Yotam Haber is one of six composers to receive a commission by the Serge Koussevitzky Music Foundation in the Library of Congress. The Koussevitzky commissioning program is designed primarily for established composers who have demonstrated considerable merit through their works and for orchestras and chamber groups that have a record of excellence in the performance of contemporary music. Haber, a composer and assistant professor of music at the University of New Orleans, has been awarded the coveted commission for a work for soprano and chamber ensemble.
The recipient of a doctorate in composition from Cornell University, Haber has been awarded two ASCAP Foundation Morton Gould Awards and the ASCAP Frederick Fennell Prize. He’s also the winner of a Rome Prize Fellowship from the American Academy in Rome, as well as a Guggenheim Fellowship, among others.
“I am absolutely thrilled and honored to have received the Koussevitzky commission,” Haber said. “I’m proud to be in the company of five truly inspiring composers who have also received it this year.”

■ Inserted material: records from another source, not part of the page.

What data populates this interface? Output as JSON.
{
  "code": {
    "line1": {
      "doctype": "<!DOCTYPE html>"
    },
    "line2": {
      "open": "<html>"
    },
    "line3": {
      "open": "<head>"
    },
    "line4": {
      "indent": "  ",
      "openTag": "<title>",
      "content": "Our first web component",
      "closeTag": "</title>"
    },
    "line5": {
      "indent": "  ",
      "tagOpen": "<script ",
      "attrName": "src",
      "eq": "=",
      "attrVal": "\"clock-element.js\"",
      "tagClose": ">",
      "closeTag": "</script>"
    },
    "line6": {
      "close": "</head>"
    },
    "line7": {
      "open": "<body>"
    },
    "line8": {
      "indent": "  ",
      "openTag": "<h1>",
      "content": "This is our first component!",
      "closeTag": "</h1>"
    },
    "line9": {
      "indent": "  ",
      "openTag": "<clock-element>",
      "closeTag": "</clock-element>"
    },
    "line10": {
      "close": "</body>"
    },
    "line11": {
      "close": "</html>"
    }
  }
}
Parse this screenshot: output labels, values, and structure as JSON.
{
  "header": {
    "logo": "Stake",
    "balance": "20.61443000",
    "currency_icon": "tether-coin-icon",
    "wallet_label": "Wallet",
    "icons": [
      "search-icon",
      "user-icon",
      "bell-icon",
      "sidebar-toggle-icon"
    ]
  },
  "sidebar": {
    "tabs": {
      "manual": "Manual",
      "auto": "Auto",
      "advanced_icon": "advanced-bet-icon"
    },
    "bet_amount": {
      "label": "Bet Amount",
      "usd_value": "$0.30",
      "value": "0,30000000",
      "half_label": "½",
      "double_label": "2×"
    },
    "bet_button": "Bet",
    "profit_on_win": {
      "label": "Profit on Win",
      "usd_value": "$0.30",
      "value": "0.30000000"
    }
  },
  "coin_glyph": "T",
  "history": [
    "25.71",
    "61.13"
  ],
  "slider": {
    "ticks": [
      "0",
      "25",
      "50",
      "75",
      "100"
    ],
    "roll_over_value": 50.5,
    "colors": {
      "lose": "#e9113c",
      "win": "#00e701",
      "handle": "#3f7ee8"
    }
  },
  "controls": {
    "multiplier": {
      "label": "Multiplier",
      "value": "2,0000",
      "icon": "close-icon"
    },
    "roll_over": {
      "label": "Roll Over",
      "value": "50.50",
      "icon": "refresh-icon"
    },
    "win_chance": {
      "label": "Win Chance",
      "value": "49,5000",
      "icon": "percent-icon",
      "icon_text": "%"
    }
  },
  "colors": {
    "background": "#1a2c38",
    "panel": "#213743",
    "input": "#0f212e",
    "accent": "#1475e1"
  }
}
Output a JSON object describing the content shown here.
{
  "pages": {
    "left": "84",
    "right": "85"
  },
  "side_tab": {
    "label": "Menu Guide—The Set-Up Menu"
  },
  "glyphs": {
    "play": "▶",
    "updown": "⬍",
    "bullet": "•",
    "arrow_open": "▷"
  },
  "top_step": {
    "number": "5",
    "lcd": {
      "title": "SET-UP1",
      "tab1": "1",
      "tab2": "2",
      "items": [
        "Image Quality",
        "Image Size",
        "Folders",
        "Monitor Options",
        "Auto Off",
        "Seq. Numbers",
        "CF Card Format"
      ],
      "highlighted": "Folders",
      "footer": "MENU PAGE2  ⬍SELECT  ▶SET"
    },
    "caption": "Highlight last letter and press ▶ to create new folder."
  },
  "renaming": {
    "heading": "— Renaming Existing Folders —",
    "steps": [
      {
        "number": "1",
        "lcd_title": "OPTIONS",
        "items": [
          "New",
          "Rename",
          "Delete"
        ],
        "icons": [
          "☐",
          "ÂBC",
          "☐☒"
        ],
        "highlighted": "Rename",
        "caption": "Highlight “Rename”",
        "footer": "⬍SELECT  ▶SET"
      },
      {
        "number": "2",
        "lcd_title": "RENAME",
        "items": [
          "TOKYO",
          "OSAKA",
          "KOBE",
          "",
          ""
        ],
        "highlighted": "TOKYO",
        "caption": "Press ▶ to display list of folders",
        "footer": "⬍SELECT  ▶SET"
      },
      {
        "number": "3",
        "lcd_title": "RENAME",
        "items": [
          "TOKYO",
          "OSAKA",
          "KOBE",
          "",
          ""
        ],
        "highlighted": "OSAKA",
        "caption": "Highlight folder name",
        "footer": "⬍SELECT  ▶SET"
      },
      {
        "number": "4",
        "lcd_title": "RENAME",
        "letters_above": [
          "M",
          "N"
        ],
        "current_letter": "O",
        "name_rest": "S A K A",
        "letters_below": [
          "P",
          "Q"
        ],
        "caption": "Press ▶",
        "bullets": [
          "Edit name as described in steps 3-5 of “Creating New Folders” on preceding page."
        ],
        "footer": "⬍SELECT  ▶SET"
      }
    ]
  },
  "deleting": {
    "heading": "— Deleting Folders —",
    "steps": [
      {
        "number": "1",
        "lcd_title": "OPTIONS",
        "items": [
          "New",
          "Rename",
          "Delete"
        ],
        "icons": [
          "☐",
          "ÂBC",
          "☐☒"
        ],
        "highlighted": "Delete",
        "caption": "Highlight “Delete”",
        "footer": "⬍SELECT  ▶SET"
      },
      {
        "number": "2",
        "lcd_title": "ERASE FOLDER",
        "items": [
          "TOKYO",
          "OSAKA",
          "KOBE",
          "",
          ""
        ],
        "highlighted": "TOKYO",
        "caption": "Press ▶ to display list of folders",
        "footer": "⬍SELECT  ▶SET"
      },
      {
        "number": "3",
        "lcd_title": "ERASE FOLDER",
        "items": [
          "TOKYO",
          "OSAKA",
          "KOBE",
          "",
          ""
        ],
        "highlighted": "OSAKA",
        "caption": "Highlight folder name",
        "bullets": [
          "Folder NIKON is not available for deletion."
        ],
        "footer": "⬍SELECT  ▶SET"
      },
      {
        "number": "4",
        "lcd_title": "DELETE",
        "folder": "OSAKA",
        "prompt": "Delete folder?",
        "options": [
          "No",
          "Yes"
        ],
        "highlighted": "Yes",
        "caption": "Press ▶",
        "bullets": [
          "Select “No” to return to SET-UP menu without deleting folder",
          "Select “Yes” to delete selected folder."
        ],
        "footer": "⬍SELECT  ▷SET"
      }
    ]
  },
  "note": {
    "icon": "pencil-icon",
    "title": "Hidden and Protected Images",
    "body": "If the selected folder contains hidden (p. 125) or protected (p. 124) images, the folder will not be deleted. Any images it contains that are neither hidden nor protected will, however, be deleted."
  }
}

Serge Koussevitzky, conductor of the Boston Symphony Orchestra from 1924 to 1949, was a champion of contemporary music. Throughout his distinguished career, he played a vital role in the creation of new works by commissioning such composers as Béla Bartók, Leonard Bernstein and Igor Stravinsky. He established the Koussevitzky Foundation in the Library of Congress in 1949 to continue his lifelong commitment to composers and new music. Applications for commissions are accepted annually.
There are nearly 500 of these commissioned works, created by some of the world’s most celebrated composers, in the library’s unparalleled music collections. Among the commissions are examples of the composers’ most iconic works, including Bartók’s “Concerto for Orchestra;” Benjamin Britten’s opera “Peter Grimes;” Olivier Messiaen’s “Turangalîla-Symphonie;” and Arnold Schoenberg’s cantata “A Survivor from Warsaw.” The library holds the composers’ original manuscripts of these works.